Вперёд, сквозь тесные ряды дружины, пробился волхв бога Велеса, что умел безбоязненно ходить по раскалённым углям костра, и, держа перед собой амулеты, отважно пошёл на врага, за ним бросился Велерад и остатки его сотни. Бой закипел с новой силой. Кривая сабля, сверкнув, разрубила шею волхва и он, роняя амулеты, упал на примятую траву. Дружинники растерялись, Велерад решительно бросился на помощь ведуну и схватился с тремя вражескими воинами.
Волхва, прикрывая щитами, окружили гриди, и бородатый варяг Молчун, из сотни Свенельда, что билась сегодня пешей, как пушинку подняв ведуна, понёс мимо расступающихся дружинников в безопасное место.
Горан и Богучар следом несли павшего на поле брани сотника Велерада.
А вокруг кипел бой, и удача переходила на сторону хазар.

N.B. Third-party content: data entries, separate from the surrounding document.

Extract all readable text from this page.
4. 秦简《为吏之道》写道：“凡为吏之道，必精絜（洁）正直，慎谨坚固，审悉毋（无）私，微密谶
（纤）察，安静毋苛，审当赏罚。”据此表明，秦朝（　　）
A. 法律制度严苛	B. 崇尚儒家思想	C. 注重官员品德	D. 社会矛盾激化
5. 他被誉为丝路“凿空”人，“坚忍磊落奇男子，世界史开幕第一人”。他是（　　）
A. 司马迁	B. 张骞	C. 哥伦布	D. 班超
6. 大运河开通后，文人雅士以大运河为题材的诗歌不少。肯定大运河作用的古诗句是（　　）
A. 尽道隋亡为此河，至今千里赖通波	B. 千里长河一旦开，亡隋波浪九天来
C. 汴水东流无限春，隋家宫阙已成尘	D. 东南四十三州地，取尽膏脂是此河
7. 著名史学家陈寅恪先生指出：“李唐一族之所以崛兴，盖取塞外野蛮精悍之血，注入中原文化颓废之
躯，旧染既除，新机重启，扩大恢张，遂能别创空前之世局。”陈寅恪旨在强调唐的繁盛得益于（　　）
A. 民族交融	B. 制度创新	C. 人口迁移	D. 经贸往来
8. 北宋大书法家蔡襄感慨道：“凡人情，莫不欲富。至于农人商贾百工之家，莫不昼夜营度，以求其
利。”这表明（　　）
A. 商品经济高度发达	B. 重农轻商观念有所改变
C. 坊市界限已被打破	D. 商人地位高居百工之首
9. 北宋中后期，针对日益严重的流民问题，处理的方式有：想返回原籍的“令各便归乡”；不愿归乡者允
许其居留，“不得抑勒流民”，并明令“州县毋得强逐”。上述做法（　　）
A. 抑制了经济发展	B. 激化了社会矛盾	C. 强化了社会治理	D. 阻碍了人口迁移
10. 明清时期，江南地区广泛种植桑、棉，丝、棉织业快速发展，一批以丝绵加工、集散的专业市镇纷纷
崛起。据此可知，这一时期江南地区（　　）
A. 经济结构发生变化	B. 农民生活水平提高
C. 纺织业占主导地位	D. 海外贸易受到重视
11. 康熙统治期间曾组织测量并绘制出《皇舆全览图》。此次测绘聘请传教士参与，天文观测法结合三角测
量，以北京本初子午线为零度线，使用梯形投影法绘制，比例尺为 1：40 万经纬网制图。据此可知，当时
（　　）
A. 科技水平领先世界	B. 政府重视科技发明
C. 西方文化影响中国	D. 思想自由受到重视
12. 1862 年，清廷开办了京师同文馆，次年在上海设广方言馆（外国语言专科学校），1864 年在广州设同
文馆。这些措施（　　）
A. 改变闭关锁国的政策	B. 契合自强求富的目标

«Да где же этот треклятый хан Куря со своими печенегами?» – изнемогая от жары и усталости, отбивался от воинов «солнца кагана» Святослав.
Божественный каган, полюбовавшись павшими ниц печенегами, продолжил шествие, направившись в их сторону, но выпущенная кем-то шальная стрела сразила держащего зонт управителя дворца. Каган склонился над ним и затем недоумённо поднял голову.
– Это не каган! – взвыл вельможа из свиты. – Где настоящий каган?
– Подменили! Кагана подменили, – поднимались с пожухлой травы и тёплой земли печенеги, а тот, кого считали каганом, задрав полы бухарского халата, во все лопатки стал удирать в сторону города, но пущенный пришедшими в себя печенегами рой стрел, пригвоздил его и половину потрясённой свиты к земле.
«Мразь, подлая мразь!» – в сопровождении сотни конных арсиев, минуя распахнутые городские ворота, влетел в Итиль царь Иосиф, направив коня в сторону дворца кагана.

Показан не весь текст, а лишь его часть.